Her only other torpedo attack during the patrol occurred on 6 January, when she fired on two small freighters but missed. Her most important accomplishment of the patrol – which ended at Pearl Harbor on 11 February 1945 – was her rescue of four downed American aviators.
She was under the command of James H. Ashley Jr. (class of 1934, USNA) who received the Navy Cross for this mission.

=== Seventh war patrol, June – August 1945 ===
Following this patrol, Aspro left Hawaii bound for the California coast. She entered Hunter's Point Naval Shipyard on 20 February and spent the next three months undergoing overhaul. This work ended on 31 May, and she sailed for Pearl Harbor to resume her combat duties.

Her seventh and final patrol began on 25 June and covered waters south of the Japanese home islands. On 8 July, she was assigned lifeguard duties in support of planes that had taken off from Iwo Jima for strikes on military targets in Japan. Beginning 20 July, she shifted position to cover carrier-based strikes against southeastern Honshū. Five days later, the submarine attacked and claimed to have sunk a Japanese tug with her final torpedo spread of the war.

On 3 August, she carried out a daring rescue of a downed aviator. Aspro entered Sagami Wan and came within five to six miles of the Japanese mainland to retrieve the pilot. Despite repeated Japanese air attacks, she succeeded in saving the American. Henry "Hank" Freeman USN (1922–2014) jumped into the waters after shooting down one of the Japanese bombers attacking the "Aspro" realizing the submarine was in the process of submerging during Japanese bomber attacks. After 2 hours she surfaced and picked up the wounded pilot and seaman. For his "Conspicuous Gallantry" Freeman was awarded a Silver Star and a Purple Heart for wounds he received.
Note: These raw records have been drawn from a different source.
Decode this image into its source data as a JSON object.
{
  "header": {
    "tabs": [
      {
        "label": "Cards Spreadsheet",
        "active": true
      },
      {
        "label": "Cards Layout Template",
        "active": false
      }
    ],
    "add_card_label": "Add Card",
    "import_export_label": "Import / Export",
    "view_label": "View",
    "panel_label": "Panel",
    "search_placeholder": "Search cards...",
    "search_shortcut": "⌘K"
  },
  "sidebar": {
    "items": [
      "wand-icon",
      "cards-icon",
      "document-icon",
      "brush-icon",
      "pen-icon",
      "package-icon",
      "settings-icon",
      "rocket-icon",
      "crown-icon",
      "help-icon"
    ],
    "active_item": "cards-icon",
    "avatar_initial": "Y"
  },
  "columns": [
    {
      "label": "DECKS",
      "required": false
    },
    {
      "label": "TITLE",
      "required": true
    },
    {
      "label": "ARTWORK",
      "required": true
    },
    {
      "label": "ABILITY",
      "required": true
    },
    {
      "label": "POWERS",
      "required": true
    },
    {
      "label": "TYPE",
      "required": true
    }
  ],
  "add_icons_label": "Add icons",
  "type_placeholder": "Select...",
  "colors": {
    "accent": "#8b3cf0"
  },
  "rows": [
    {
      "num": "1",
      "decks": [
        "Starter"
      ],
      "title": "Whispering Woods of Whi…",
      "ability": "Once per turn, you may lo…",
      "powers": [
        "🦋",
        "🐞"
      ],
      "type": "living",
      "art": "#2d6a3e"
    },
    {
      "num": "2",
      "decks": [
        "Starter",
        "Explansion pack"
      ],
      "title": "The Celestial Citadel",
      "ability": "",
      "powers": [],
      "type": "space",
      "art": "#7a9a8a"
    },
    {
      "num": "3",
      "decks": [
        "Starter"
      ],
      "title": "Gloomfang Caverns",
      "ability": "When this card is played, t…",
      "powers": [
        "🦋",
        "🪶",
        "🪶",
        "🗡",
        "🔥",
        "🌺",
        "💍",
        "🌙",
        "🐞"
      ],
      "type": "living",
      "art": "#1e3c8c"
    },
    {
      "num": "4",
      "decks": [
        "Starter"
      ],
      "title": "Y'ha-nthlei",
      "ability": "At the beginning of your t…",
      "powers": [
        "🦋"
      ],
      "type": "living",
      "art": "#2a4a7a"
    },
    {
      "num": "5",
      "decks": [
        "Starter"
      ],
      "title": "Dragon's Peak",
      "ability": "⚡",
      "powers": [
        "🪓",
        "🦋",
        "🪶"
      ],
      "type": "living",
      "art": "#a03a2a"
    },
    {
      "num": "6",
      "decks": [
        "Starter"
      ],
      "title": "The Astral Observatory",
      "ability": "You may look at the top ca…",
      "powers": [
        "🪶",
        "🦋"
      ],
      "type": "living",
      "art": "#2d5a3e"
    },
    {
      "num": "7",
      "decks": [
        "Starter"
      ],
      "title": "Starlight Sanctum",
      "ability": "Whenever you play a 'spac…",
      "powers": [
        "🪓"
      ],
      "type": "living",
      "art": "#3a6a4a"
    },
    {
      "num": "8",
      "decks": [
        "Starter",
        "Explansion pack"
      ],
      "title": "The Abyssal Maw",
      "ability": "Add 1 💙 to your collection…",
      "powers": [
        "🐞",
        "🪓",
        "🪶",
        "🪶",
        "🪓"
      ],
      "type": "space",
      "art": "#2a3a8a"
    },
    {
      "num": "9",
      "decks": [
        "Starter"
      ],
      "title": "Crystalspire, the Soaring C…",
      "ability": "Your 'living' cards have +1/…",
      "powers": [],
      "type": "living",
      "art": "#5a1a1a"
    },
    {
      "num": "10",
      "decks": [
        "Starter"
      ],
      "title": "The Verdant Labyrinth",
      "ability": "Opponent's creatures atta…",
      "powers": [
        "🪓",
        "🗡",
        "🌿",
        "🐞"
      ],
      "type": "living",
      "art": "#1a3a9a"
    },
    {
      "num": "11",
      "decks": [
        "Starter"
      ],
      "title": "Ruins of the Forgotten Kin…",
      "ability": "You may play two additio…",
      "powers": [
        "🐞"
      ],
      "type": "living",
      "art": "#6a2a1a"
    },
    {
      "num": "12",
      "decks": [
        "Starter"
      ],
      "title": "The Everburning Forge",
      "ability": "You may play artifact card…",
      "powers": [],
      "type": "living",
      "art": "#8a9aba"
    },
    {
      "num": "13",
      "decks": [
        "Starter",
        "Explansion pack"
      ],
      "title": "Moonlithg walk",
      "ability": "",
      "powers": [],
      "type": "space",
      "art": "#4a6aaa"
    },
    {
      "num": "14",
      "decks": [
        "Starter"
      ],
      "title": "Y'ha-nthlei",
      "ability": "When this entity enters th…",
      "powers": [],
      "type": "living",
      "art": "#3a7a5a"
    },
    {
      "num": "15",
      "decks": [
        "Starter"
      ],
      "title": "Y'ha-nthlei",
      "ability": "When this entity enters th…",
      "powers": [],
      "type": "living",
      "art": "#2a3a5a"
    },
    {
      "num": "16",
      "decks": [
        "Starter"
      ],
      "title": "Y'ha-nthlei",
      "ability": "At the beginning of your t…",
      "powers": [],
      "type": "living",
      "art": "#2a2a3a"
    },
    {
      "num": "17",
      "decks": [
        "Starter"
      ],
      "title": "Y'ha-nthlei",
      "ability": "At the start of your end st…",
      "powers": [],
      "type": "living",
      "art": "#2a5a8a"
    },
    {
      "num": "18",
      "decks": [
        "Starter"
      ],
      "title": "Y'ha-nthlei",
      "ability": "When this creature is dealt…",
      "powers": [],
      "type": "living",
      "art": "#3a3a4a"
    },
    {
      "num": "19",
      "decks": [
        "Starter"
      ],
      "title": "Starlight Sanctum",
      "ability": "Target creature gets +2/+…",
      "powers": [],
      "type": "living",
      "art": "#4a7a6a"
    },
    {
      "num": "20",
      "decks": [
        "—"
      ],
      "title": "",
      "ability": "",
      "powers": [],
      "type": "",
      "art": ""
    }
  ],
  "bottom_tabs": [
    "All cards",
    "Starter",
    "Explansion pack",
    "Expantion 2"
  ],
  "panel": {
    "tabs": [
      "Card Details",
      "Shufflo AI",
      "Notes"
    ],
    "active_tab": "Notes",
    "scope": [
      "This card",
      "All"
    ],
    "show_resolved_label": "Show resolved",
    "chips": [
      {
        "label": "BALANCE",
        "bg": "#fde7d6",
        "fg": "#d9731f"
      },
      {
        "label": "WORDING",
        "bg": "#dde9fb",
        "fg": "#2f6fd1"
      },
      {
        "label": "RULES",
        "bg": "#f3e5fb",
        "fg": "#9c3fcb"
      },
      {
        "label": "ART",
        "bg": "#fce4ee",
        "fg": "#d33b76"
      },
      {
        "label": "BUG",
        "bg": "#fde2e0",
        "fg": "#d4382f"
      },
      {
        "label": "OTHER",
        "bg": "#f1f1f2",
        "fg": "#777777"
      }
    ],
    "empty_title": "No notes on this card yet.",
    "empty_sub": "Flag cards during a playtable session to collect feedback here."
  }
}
Her patrol ended on 13 August, when she moored at Midway to commence a refit. It was here that Aspro received word of the Japanese capitulation which ended the war. On 1 September Aspro departed Midway, bound for the California coast. She arrived at San Francisco on 11 September for preservation work prior to being placed out of commission on 30 January 1946 and entering the Pacific Reserve Fleet in the Mare Island berthing area.

== Post-War service ==

Aspro was recommissioned on 6 July 1951 and, for the next two years, operated out of San Diego, her new home port, and performed routine work along the west coast. On 9 November 1953, she was placed in a reserve status and was berthed with the Mare Island group of the Pacific Reserve Fleet. Aspro was decommissioned on 30 April 1954.

The submarine was placed back in commission on 4 May 1957. She completed shakedown and was accepted into the active fleet on 8 June. She resumed her services to various units stationed along the west coast. This routine was broken first by the 1959 movie Battle of the Coral Sea, starring Cliff Robertson, which was shot in part aboard Aspro, then by a deployment to the western Pacific in mid-1959.

Upon her return to San Diego on 22 January 1960, Aspro underwent overhaul. On 1 July 1960, Aspro was redesignated AGSS-309. She then resumed her services along the west coast. On 7 September 1962, Aspro was decommissioned, and her name was struck from the Navy list on 9 October 1962. She was later sunk as a target by off San Diego, California on 16 November 1962.

==Awards==
Aspro won seven battle stars for her World War II service.